Though I haven't posted in a while, I've done some more browsing of information on the Molly Maguires. Wikipedia has an extensive article on this secret group from the mid-to-late 1800's. I've never really understood Wikipedia as a resource; given it's user-contribution nature, I shied away from using it when I need solid sourcing. Reviewing this article on the Mollies, I have to say the in formation is consistent with what I've read elsewhere.

That was interesting tidbit number one. Interesting tidbit(s) number two came in the names listed within the article:

Michael J. Doyle and Hugh McGeehan were led to the scaffold. They were followed by Thomas Munley, James Carroll, James Roarity, James Boyle, Thomas Duffy, Edward J. Kelly, Alexander Campbell, John Donahue. Judge Dreher[1] presided over these trials.

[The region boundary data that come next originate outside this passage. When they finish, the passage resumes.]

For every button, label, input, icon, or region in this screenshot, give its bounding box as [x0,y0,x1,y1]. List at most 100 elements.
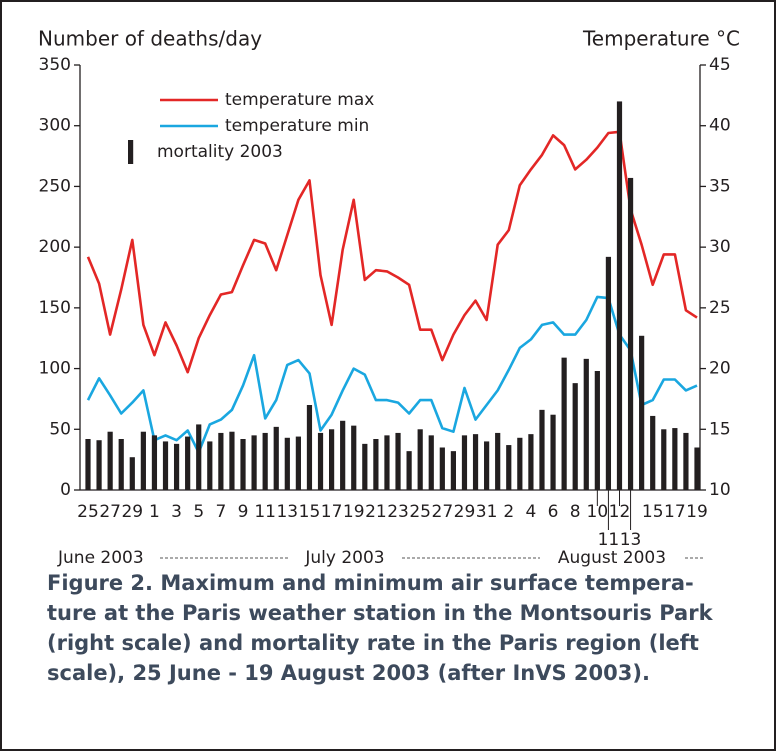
bar [683,432,689,490]
bar [96,440,102,490]
bar [528,434,534,490]
bar [694,447,700,490]
bar [306,405,313,490]
x-tick-label: 7 [215,502,226,522]
x-tick-label: 31 [476,502,498,522]
bar [495,432,501,490]
bar [162,441,169,490]
legend-swatch [128,140,134,164]
x-tick-label: 11 [254,502,276,522]
caption-line: (right scale) and mortality rate in the … [47,631,699,655]
bar [185,436,191,490]
x-tick-label: 2 [503,502,514,522]
x-tick-label: 29 [454,502,476,522]
x-tick-label: 4 [525,502,536,522]
bar [173,443,180,490]
x-tick-label: 27 [99,502,121,522]
y-tick-label: 350 [39,55,71,75]
bar [340,420,346,490]
bar [218,432,224,490]
bar [661,429,667,490]
x-tick-label: 12 [609,502,631,522]
y-tick-label: 100 [39,359,71,379]
x-tick-label: 5 [193,502,204,522]
bar [351,425,357,490]
y2-tick-label: 25 [709,298,731,318]
y-axis-label: Number of deaths/day [38,27,262,51]
bar [517,437,523,490]
bar [262,432,268,490]
bar [583,358,589,490]
y-tick-label: 200 [39,237,71,257]
month-label: August 2003 [558,548,666,568]
bar [85,439,91,490]
bar [406,451,412,490]
bar [539,409,545,490]
x-tick-label: 15 [299,502,321,522]
bar [550,414,556,490]
bar [196,424,202,490]
y2-tick-label: 20 [709,359,731,379]
bar [151,435,158,490]
y-tick-label: 150 [39,298,71,318]
bar [240,439,246,490]
x-tick-label: 10 [587,502,609,522]
x-tick-label: 25 [77,502,99,522]
y-tick-label: 250 [39,176,71,196]
line [86,130,698,374]
x-tick-label: 19 [343,502,365,522]
bar [472,434,479,490]
bar [329,429,335,490]
bar [295,436,301,490]
bar [461,435,468,490]
bar [639,335,645,490]
y2-tick-label: 40 [709,116,731,136]
bar [129,457,135,490]
bar [362,443,368,490]
x-tick-label: 19 [686,502,708,522]
legend-label: temperature max [225,90,374,110]
bar [229,431,235,490]
y2-tick-label: 45 [709,55,731,75]
x-tick-label: 23 [387,502,409,522]
legend-label: temperature min [225,116,369,136]
bar [561,357,567,490]
y-tick-label: 0 [60,480,71,500]
caption-line: ture at the Paris weather station in the… [47,601,714,625]
y-tick-label: 300 [39,116,71,136]
bar [384,435,390,490]
caption-line: scale), 25 June - 19 August 2003 (after … [47,661,650,685]
bar [395,432,401,490]
y2-tick-label: 30 [709,237,731,257]
bar [373,439,379,490]
bar [627,177,634,490]
x-tick-label: 6 [548,502,559,522]
bar [484,441,490,490]
x-tick-label: 27 [432,502,454,522]
legend-label: mortality 2003 [157,142,283,162]
bar [605,256,612,490]
x-tick-label: 11 [598,530,620,550]
x-tick-label: 15 [642,502,664,522]
bar [594,371,600,490]
x-tick-label: 25 [409,502,431,522]
bar [417,429,423,490]
bar [572,383,578,490]
y2-tick-label: 10 [709,480,731,500]
bar [118,439,124,490]
x-tick-label: 17 [664,502,686,522]
bar [107,431,113,490]
bar [439,447,445,490]
bar [207,441,213,490]
month-label: June 2003 [57,548,144,568]
x-tick-label: 1 [149,502,160,522]
x-tick-label: 29 [121,502,143,522]
y2-axis-label: Temperature °C [582,27,740,51]
month-label: July 2003 [304,548,384,568]
bar [251,435,257,490]
x-tick-label: 8 [570,502,581,522]
x-tick-label: 17 [321,502,343,522]
line [86,295,698,454]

Ten more of the condemned men, Thomas P. Fisher, John Kehoe, Patrick Hester, Peter McHugh, Patrick Tully, Peter McManus, Dennis Donnelly, Martin Bergan, James McDonald and Charles Sharpe, were hanged at Mauch Chunk, Pottsville, Bloomsburg and Sunbury over the next two years.
Wikipedia, the free encyclopedia.

The following surnames are included in my ancestry, both paternal (P) and, mostly, maternal (M):

Doyle (M)
Kelly (M)
Donahue (M)
Kehoe (M)
McHugh (both; paternal is the point of interest here)
Sharpe (M)

Now, I realize that this was an Irish organization, and that the above names are common among the Irish. But I do consider this to be an interesting phenomenon, given that my lines hailed in Luzerne County, PA and many were coal miners.

Though most of the names of interest belonged to my maternal ancestry, it is the paternal side of my family which holds legends of Maguire involvement.

I also found a good source of the archives available in Pennsylvania at the Pennsylvania Historical and Museum Commission that I just might have to research this weekend. Lastly, somewhere in the midst of my "bookmarks" folders, I do have a transcript of the McHugh trial (at least a partial transcript). Dang if I can find it, though.

Perhaps I'll stroll on over to Elyse Doerflinger's blog to read up on series "De-Cluttering Your Genealogy Challenge"! The problem isn't disorganization; my bookmarks are very well organized into appropriately labeled folders. I just have probably 1,000 + bookmarks!